# How do we feel about Clarion?



## Rephlex (Mar 7, 2005)

Looking at a $129 Clarion Headunit here. 

Just want something cheap and good. No need for MP3 decoding as I've got an iPod. A rear aux. input would be nice, but I'm not seeing much of that in this price range. I'll just keep my iTrip. A nice FM Tuner would be nice. 
I owned a low end Clarion deck a few years ago in my del Sol and it was my favorite, even better than my Alpine that was like 80 bucks more. I guess my main question is if they've maintained their excellent sound controls, and if their tuners are still bad ass. Seems like it's got the best RMS rating in that range and it actually looks pretty clean. The Alpine is the only other one I'd get in the sub-$150 range.

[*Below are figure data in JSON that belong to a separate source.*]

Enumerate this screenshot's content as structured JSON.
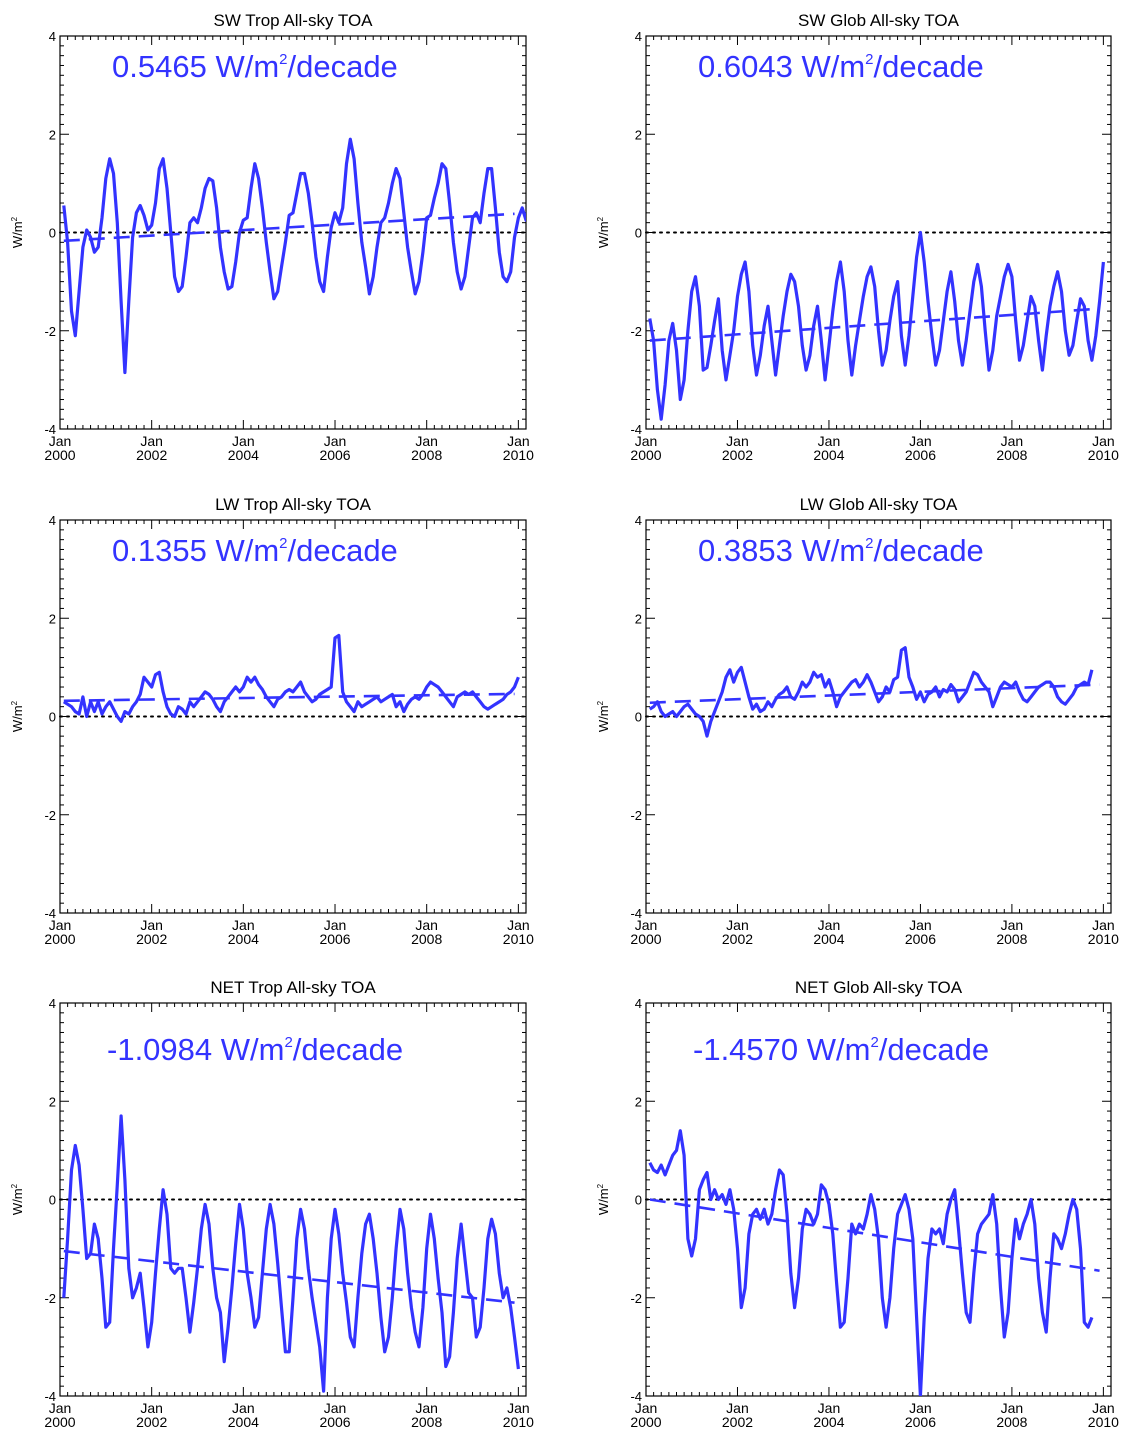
{
  "figure": {
    "line_color": "#3333ff",
    "unit_text": {
      "pre": "W/m",
      "sup": "2"
    },
    "trend_unit": {
      "pre": " W/m",
      "sup": "2",
      "post": "/decade"
    }
  },
  "chart_data": [
    {
      "type": "line",
      "title": "SW Trop All-sky TOA",
      "trend_value": "0.5465",
      "ylabel": "W/m2",
      "x_start": "2000-01",
      "x_step": "1 month",
      "ylim": [
        -4,
        4
      ],
      "yticks": [
        -4,
        -2,
        0,
        2,
        4
      ],
      "xlim": [
        "2000-01",
        "2010-03"
      ],
      "xticks": [
        {
          "line1": "Jan",
          "line2": "2000"
        },
        {
          "line1": "Jan",
          "line2": "2002"
        },
        {
          "line1": "Jan",
          "line2": "2004"
        },
        {
          "line1": "Jan",
          "line2": "2006"
        },
        {
          "line1": "Jan",
          "line2": "2008"
        },
        {
          "line1": "Jan",
          "line2": "2010"
        }
      ],
      "zero_line": "dotted",
      "series": [
        {
          "style": "solid",
          "values": [
            0.55,
            -0.2,
            -1.6,
            -2.1,
            -1.2,
            -0.3,
            0.05,
            -0.1,
            -0.4,
            -0.3,
            0.3,
            1.1,
            1.5,
            1.2,
            0.2,
            -1.4,
            -2.85,
            -1.4,
            -0.1,
            0.4,
            0.55,
            0.35,
            0.05,
            0.15,
            0.6,
            1.3,
            1.5,
            0.9,
            0.0,
            -0.9,
            -1.2,
            -1.1,
            -0.5,
            0.2,
            0.3,
            0.2,
            0.5,
            0.9,
            1.1,
            1.05,
            0.5,
            -0.3,
            -0.8,
            -1.15,
            -1.1,
            -0.6,
            0.0,
            0.25,
            0.3,
            0.9,
            1.4,
            1.1,
            0.5,
            -0.2,
            -0.8,
            -1.35,
            -1.2,
            -0.7,
            -0.2,
            0.35,
            0.4,
            0.8,
            1.2,
            1.2,
            0.8,
            0.2,
            -0.5,
            -1.0,
            -1.2,
            -0.5,
            0.1,
            0.4,
            0.2,
            0.5,
            1.4,
            1.9,
            1.5,
            0.6,
            -0.2,
            -0.7,
            -1.25,
            -0.9,
            -0.3,
            0.2,
            0.3,
            0.6,
            1.0,
            1.3,
            1.1,
            0.4,
            -0.3,
            -0.8,
            -1.25,
            -1.0,
            -0.4,
            0.3,
            0.35,
            0.7,
            1.0,
            1.4,
            1.3,
            0.6,
            -0.2,
            -0.8,
            -1.15,
            -0.9,
            -0.3,
            0.3,
            0.4,
            0.2,
            0.8,
            1.3,
            1.3,
            0.5,
            -0.4,
            -0.9,
            -1.0,
            -0.8,
            -0.1,
            0.3,
            0.5,
            0.25,
            0.7,
            1.35
          ]
        },
        {
          "style": "dashed",
          "values": [
            -0.17,
            0.38
          ]
        }
      ]
    },
    {
      "type": "line",
      "title": "SW Glob All-sky TOA",
      "trend_value": "0.6043",
      "ylabel": "W/m2",
      "x_start": "2000-01",
      "x_step": "1 month",
      "ylim": [
        -4,
        4
      ],
      "yticks": [
        -4,
        -2,
        0,
        2,
        4
      ],
      "xlim": [
        "2000-01",
        "2010-03"
      ],
      "xticks": [
        {
          "line1": "Jan",
          "line2": "2000"
        },
        {
          "line1": "Jan",
          "line2": "2002"
        },
        {
          "line1": "Jan",
          "line2": "2004"
        },
        {
          "line1": "Jan",
          "line2": "2006"
        },
        {
          "line1": "Jan",
          "line2": "2008"
        },
        {
          "line1": "Jan",
          "line2": "2010"
        }
      ],
      "zero_line": "dotted",
      "series": [
        {
          "style": "solid",
          "values": [
            -1.75,
            -2.2,
            -3.2,
            -3.8,
            -3.1,
            -2.2,
            -1.85,
            -2.4,
            -3.4,
            -3.0,
            -2.0,
            -1.2,
            -0.9,
            -1.5,
            -2.8,
            -2.75,
            -2.3,
            -1.8,
            -1.35,
            -2.4,
            -3.0,
            -2.5,
            -2.0,
            -1.3,
            -0.85,
            -0.6,
            -1.2,
            -2.3,
            -2.9,
            -2.5,
            -1.9,
            -1.5,
            -2.2,
            -2.9,
            -2.3,
            -1.7,
            -1.2,
            -0.85,
            -1.0,
            -1.5,
            -2.3,
            -2.8,
            -2.5,
            -1.9,
            -1.5,
            -2.2,
            -3.0,
            -2.3,
            -1.6,
            -1.0,
            -0.6,
            -1.2,
            -2.2,
            -2.9,
            -2.3,
            -1.8,
            -1.3,
            -0.9,
            -0.7,
            -1.1,
            -2.0,
            -2.7,
            -2.4,
            -1.8,
            -1.3,
            -1.0,
            -2.1,
            -2.7,
            -2.1,
            -1.3,
            -0.5,
            0.0,
            -0.6,
            -1.4,
            -2.1,
            -2.7,
            -2.4,
            -1.8,
            -1.2,
            -0.8,
            -1.4,
            -2.2,
            -2.7,
            -2.2,
            -1.6,
            -1.0,
            -0.65,
            -1.1,
            -2.0,
            -2.8,
            -2.4,
            -1.7,
            -1.3,
            -0.9,
            -0.65,
            -0.9,
            -1.8,
            -2.6,
            -2.3,
            -1.8,
            -1.3,
            -1.5,
            -2.2,
            -2.8,
            -2.1,
            -1.5,
            -1.1,
            -0.8,
            -1.2,
            -2.0,
            -2.5,
            -2.3,
            -1.8,
            -1.35,
            -1.5,
            -2.2,
            -2.6,
            -2.1,
            -1.4,
            -0.6
          ]
        },
        {
          "style": "dashed",
          "values": [
            -2.2,
            -1.55
          ]
        }
      ]
    },
    {
      "type": "line",
      "title": "LW Trop All-sky TOA",
      "trend_value": "0.1355",
      "ylabel": "W/m2",
      "x_start": "2000-01",
      "x_step": "1 month",
      "ylim": [
        -4,
        4
      ],
      "yticks": [
        -4,
        -2,
        0,
        2,
        4
      ],
      "xlim": [
        "2000-01",
        "2010-03"
      ],
      "xticks": [
        {
          "line1": "Jan",
          "line2": "2000"
        },
        {
          "line1": "Jan",
          "line2": "2002"
        },
        {
          "line1": "Jan",
          "line2": "2004"
        },
        {
          "line1": "Jan",
          "line2": "2006"
        },
        {
          "line1": "Jan",
          "line2": "2008"
        },
        {
          "line1": "Jan",
          "line2": "2010"
        }
      ],
      "zero_line": "dotted",
      "series": [
        {
          "style": "solid",
          "values": [
            0.3,
            0.25,
            0.2,
            0.1,
            0.05,
            0.4,
            0.0,
            0.3,
            0.1,
            0.3,
            0.05,
            0.2,
            0.3,
            0.15,
            0.0,
            -0.1,
            0.1,
            0.05,
            0.2,
            0.3,
            0.45,
            0.8,
            0.7,
            0.6,
            0.85,
            0.9,
            0.5,
            0.2,
            0.05,
            0.0,
            0.2,
            0.15,
            0.05,
            0.3,
            0.2,
            0.3,
            0.4,
            0.5,
            0.45,
            0.35,
            0.2,
            0.1,
            0.3,
            0.4,
            0.5,
            0.6,
            0.5,
            0.6,
            0.8,
            0.7,
            0.8,
            0.65,
            0.55,
            0.4,
            0.3,
            0.2,
            0.35,
            0.4,
            0.5,
            0.55,
            0.5,
            0.6,
            0.7,
            0.5,
            0.4,
            0.3,
            0.35,
            0.45,
            0.5,
            0.55,
            0.6,
            1.6,
            1.65,
            0.5,
            0.3,
            0.2,
            0.1,
            0.3,
            0.2,
            0.25,
            0.3,
            0.35,
            0.4,
            0.3,
            0.35,
            0.4,
            0.45,
            0.2,
            0.3,
            0.1,
            0.25,
            0.35,
            0.4,
            0.35,
            0.45,
            0.6,
            0.7,
            0.65,
            0.6,
            0.5,
            0.4,
            0.3,
            0.2,
            0.4,
            0.45,
            0.5,
            0.45,
            0.5,
            0.4,
            0.3,
            0.2,
            0.15,
            0.2,
            0.25,
            0.3,
            0.35,
            0.45,
            0.5,
            0.6,
            0.8
          ]
        },
        {
          "style": "dashed",
          "values": [
            0.32,
            0.46
          ]
        }
      ]
    },
    {
      "type": "line",
      "title": "LW Glob All-sky TOA",
      "trend_value": "0.3853",
      "ylabel": "W/m2",
      "x_start": "2000-01",
      "x_step": "1 month",
      "ylim": [
        -4,
        4
      ],
      "yticks": [
        -4,
        -2,
        0,
        2,
        4
      ],
      "xlim": [
        "2000-01",
        "2010-03"
      ],
      "xticks": [
        {
          "line1": "Jan",
          "line2": "2000"
        },
        {
          "line1": "Jan",
          "line2": "2002"
        },
        {
          "line1": "Jan",
          "line2": "2004"
        },
        {
          "line1": "Jan",
          "line2": "2006"
        },
        {
          "line1": "Jan",
          "line2": "2008"
        },
        {
          "line1": "Jan",
          "line2": "2010"
        }
      ],
      "zero_line": "dotted",
      "series": [
        {
          "style": "solid",
          "values": [
            0.15,
            0.2,
            0.3,
            0.1,
            0.0,
            0.05,
            0.1,
            0.0,
            0.1,
            0.2,
            0.25,
            0.15,
            0.05,
            0.0,
            -0.1,
            -0.4,
            -0.1,
            0.1,
            0.3,
            0.5,
            0.8,
            0.95,
            0.7,
            0.9,
            1.0,
            0.7,
            0.4,
            0.15,
            0.25,
            0.1,
            0.15,
            0.3,
            0.2,
            0.35,
            0.45,
            0.5,
            0.6,
            0.4,
            0.35,
            0.5,
            0.7,
            0.6,
            0.7,
            0.9,
            0.8,
            0.85,
            0.6,
            0.75,
            0.5,
            0.2,
            0.4,
            0.5,
            0.6,
            0.7,
            0.75,
            0.6,
            0.7,
            0.85,
            0.7,
            0.5,
            0.3,
            0.4,
            0.6,
            0.5,
            0.75,
            0.8,
            1.35,
            1.4,
            0.8,
            0.6,
            0.35,
            0.5,
            0.3,
            0.45,
            0.5,
            0.6,
            0.4,
            0.55,
            0.5,
            0.65,
            0.55,
            0.3,
            0.4,
            0.5,
            0.7,
            0.9,
            0.85,
            0.7,
            0.6,
            0.5,
            0.2,
            0.4,
            0.6,
            0.7,
            0.65,
            0.6,
            0.7,
            0.5,
            0.35,
            0.3,
            0.4,
            0.5,
            0.6,
            0.65,
            0.7,
            0.7,
            0.6,
            0.4,
            0.3,
            0.25,
            0.35,
            0.45,
            0.6,
            0.65,
            0.7,
            0.65,
            0.95
          ]
        },
        {
          "style": "dashed",
          "values": [
            0.28,
            0.65
          ]
        }
      ]
    },
    {
      "type": "line",
      "title": "NET Trop All-sky TOA",
      "trend_value": "-1.0984",
      "ylabel": "W/m2",
      "x_start": "2000-01",
      "x_step": "1 month",
      "ylim": [
        -4,
        4
      ],
      "yticks": [
        -4,
        -2,
        0,
        2,
        4
      ],
      "xlim": [
        "2000-01",
        "2010-03"
      ],
      "xticks": [
        {
          "line1": "Jan",
          "line2": "2000"
        },
        {
          "line1": "Jan",
          "line2": "2002"
        },
        {
          "line1": "Jan",
          "line2": "2004"
        },
        {
          "line1": "Jan",
          "line2": "2006"
        },
        {
          "line1": "Jan",
          "line2": "2008"
        },
        {
          "line1": "Jan",
          "line2": "2010"
        }
      ],
      "zero_line": "dotted",
      "series": [
        {
          "style": "solid",
          "values": [
            -2.0,
            -0.8,
            0.6,
            1.1,
            0.7,
            -0.2,
            -1.2,
            -1.1,
            -0.5,
            -0.8,
            -1.6,
            -2.6,
            -2.5,
            -1.0,
            0.3,
            1.7,
            0.4,
            -1.4,
            -2.0,
            -1.8,
            -1.5,
            -2.2,
            -3.0,
            -2.5,
            -1.5,
            -0.6,
            0.2,
            -0.3,
            -1.4,
            -1.5,
            -1.4,
            -1.4,
            -2.0,
            -2.7,
            -2.1,
            -1.4,
            -0.6,
            -0.1,
            -0.5,
            -1.4,
            -2.0,
            -2.3,
            -3.3,
            -2.6,
            -1.8,
            -0.9,
            -0.1,
            -0.6,
            -1.5,
            -2.0,
            -2.6,
            -2.4,
            -1.5,
            -0.6,
            -0.1,
            -0.5,
            -1.3,
            -2.2,
            -3.1,
            -3.1,
            -2.0,
            -0.8,
            -0.2,
            -0.6,
            -1.4,
            -2.0,
            -2.5,
            -3.0,
            -3.9,
            -2.0,
            -0.8,
            -0.2,
            -0.7,
            -1.5,
            -2.1,
            -2.8,
            -3.0,
            -2.0,
            -1.1,
            -0.5,
            -0.3,
            -0.8,
            -1.5,
            -2.4,
            -3.1,
            -2.8,
            -2.0,
            -1.0,
            -0.2,
            -0.6,
            -1.5,
            -2.2,
            -2.7,
            -3.0,
            -2.2,
            -1.0,
            -0.3,
            -0.8,
            -1.6,
            -2.3,
            -3.4,
            -3.2,
            -2.3,
            -1.2,
            -0.5,
            -1.2,
            -1.9,
            -2.0,
            -2.8,
            -2.6,
            -1.8,
            -0.8,
            -0.4,
            -0.7,
            -1.5,
            -2.0,
            -1.8,
            -2.2,
            -2.8,
            -3.45
          ]
        },
        {
          "style": "dashed",
          "values": [
            -1.05,
            -2.1
          ]
        }
      ]
    },
    {
      "type": "line",
      "title": "NET Glob All-sky TOA",
      "trend_value": "-1.4570",
      "ylabel": "W/m2",
      "x_start": "2000-01",
      "x_step": "1 month",
      "ylim": [
        -4,
        4
      ],
      "yticks": [
        -4,
        -2,
        0,
        2,
        4
      ],
      "xlim": [
        "2000-01",
        "2010-03"
      ],
      "xticks": [
        {
          "line1": "Jan",
          "line2": "2000"
        },
        {
          "line1": "Jan",
          "line2": "2002"
        },
        {
          "line1": "Jan",
          "line2": "2004"
        },
        {
          "line1": "Jan",
          "line2": "2006"
        },
        {
          "line1": "Jan",
          "line2": "2008"
        },
        {
          "line1": "Jan",
          "line2": "2010"
        }
      ],
      "zero_line": "dotted",
      "series": [
        {
          "style": "solid",
          "values": [
            0.75,
            0.6,
            0.55,
            0.7,
            0.5,
            0.7,
            0.9,
            1.0,
            1.4,
            0.9,
            -0.8,
            -1.15,
            -0.8,
            0.2,
            0.4,
            0.55,
            0.0,
            0.2,
            0.0,
            0.1,
            -0.1,
            0.2,
            -0.2,
            -1.0,
            -2.2,
            -1.8,
            -0.7,
            -0.3,
            -0.2,
            -0.4,
            -0.2,
            -0.5,
            -0.3,
            0.2,
            0.6,
            0.5,
            -0.3,
            -1.5,
            -2.2,
            -1.6,
            -0.6,
            -0.2,
            -0.3,
            -0.5,
            -0.3,
            0.3,
            0.2,
            -0.1,
            -0.7,
            -1.7,
            -2.6,
            -2.5,
            -1.6,
            -0.5,
            -0.7,
            -0.5,
            -0.6,
            -0.3,
            0.1,
            -0.2,
            -0.8,
            -2.0,
            -2.6,
            -2.0,
            -1.0,
            -0.3,
            -0.1,
            0.1,
            -0.2,
            -0.8,
            -2.4,
            -4.0,
            -2.4,
            -1.2,
            -0.6,
            -0.7,
            -0.6,
            -0.9,
            -0.3,
            0.0,
            0.2,
            -0.6,
            -1.5,
            -2.3,
            -2.5,
            -1.5,
            -0.7,
            -0.5,
            -0.4,
            -0.3,
            0.1,
            -0.5,
            -1.8,
            -2.8,
            -2.3,
            -1.2,
            -0.4,
            -0.8,
            -0.5,
            -0.3,
            0.0,
            -0.5,
            -1.6,
            -2.3,
            -2.7,
            -1.6,
            -0.7,
            -0.8,
            -1.0,
            -0.7,
            -0.3,
            0.0,
            -0.2,
            -1.0,
            -2.5,
            -2.6,
            -2.4
          ]
        },
        {
          "style": "dashed",
          "values": [
            0.0,
            -1.45
          ]
        }
      ]
    }
  ]
}
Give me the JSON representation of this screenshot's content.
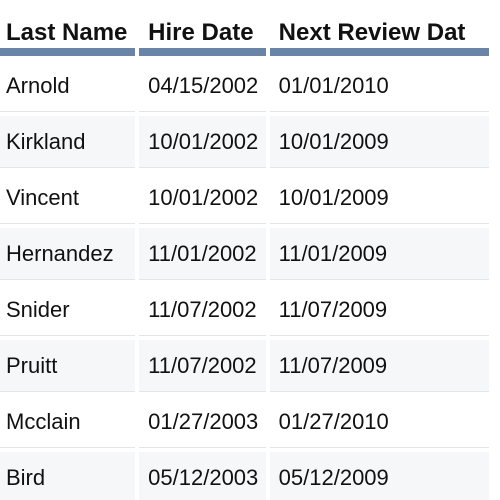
{
  "table": {
    "headers": [
      "Last Name",
      "Hire Date",
      "Next Review Dat"
    ],
    "rows": [
      [
        "Arnold",
        "04/15/2002",
        "01/01/2010"
      ],
      [
        "Kirkland",
        "10/01/2002",
        "10/01/2009"
      ],
      [
        "Vincent",
        "10/01/2002",
        "10/01/2009"
      ],
      [
        "Hernandez",
        "11/01/2002",
        "11/01/2009"
      ],
      [
        "Snider",
        "11/07/2002",
        "11/07/2009"
      ],
      [
        "Pruitt",
        "11/07/2002",
        "11/07/2009"
      ],
      [
        "Mcclain",
        "01/27/2003",
        "01/27/2010"
      ],
      [
        "Bird",
        "05/12/2003",
        "05/12/2009"
      ]
    ]
  },
  "colors": {
    "header_underline": "#6a84a8",
    "row_alt": "#f6f7f9",
    "row_divider": "#e3e5e8",
    "text": "#111111"
  }
}
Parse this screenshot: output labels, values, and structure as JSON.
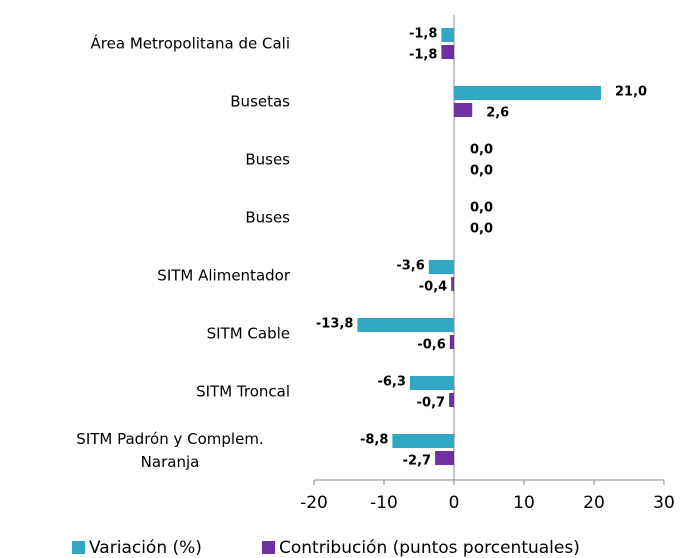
{
  "chart_data": {
    "type": "hbar",
    "categories": [
      "Área Metropolitana de Cali",
      "Busetas",
      "Buses",
      "Buses",
      "SITM Alimentador",
      "SITM Cable",
      "SITM Troncal",
      "SITM Padrón y Complem. Naranja"
    ],
    "series": [
      {
        "name": "Variación (%)",
        "color": "#31a7c4",
        "label_color": "#2b8ea8",
        "values": [
          -1.8,
          21.0,
          0.0,
          0.0,
          -3.6,
          -13.8,
          -6.3,
          -8.8
        ],
        "value_labels": [
          "-1,8",
          "21,0",
          "0,0",
          "0,0",
          "-3,6",
          "-13,8",
          "-6,3",
          "-8,8"
        ]
      },
      {
        "name": "Contribución (puntos porcentuales)",
        "color": "#7030a0",
        "label_color": "#7030a0",
        "values": [
          -1.8,
          2.6,
          0.0,
          0.0,
          -0.4,
          -0.6,
          -0.7,
          -2.7
        ],
        "value_labels": [
          "-1,8",
          "2,6",
          "0,0",
          "0,0",
          "-0,4",
          "-0,6",
          "-0,7",
          "-2,7"
        ]
      }
    ],
    "xlim": [
      -20,
      30
    ],
    "xticks": [
      -20,
      -10,
      0,
      10,
      20,
      30
    ],
    "legend": "bottom"
  }
}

It's going to be hooked up to $50 speakers here. so super high quality/loudness isn't a huge issue. I just want to hear my music clearly... I'll spare the guy next to me. :hal:

so... Opinions?


----------



## mclee45 (Aug 3, 2003)

they are pretty good. maximas stereo's are clarions if not equipped with bose. But from what I heard, Clarion makes bose's systems


----------



## live4snow (Jan 5, 2005)

Looks like a good deal. Just make sure you get a warranty. I personally dont like the looks of it but if you like it go for it.


----------



## sentdawg (Oct 27, 2004)

my opinion is..if i wuz to buy clarion..its jus for the screens..headunits r okay..but they got sum bad ass screens


----------



## AznBoiBryant (Dec 29, 2004)

I have a clarion. It's the DXZ545MP. I love my deck. I might not look pretty like those sony or alpine but it performs very well... IMO you should just wait and save another $50 so you can get the DXZ555MP. It's like the DB255 but it plays mp3s/wma and it's proaudio.


----------



## Rephlex (Mar 7, 2005)

Well the proaudio makes it worth it. I'm not too worried about the mp3/wma since I'll be using the iPod. I was looking at the original one again yesterday, and it only allows you to adjust "bass and treble". That ain't gonna cut it. Looks like this will happen on friday, got some retroactive pay coming in. :thumbup: 

Any recommendations on cheap 4" speakers?


----------



## wildmanee (Nov 21, 2004)

yep, I've got the clarion one that plays mp3s/wmas, no problems with it at all, it's a sweet little headunit too. Unfortunately I haven't replaced my absolutely shitty stock speakers with anything decent yet..


----------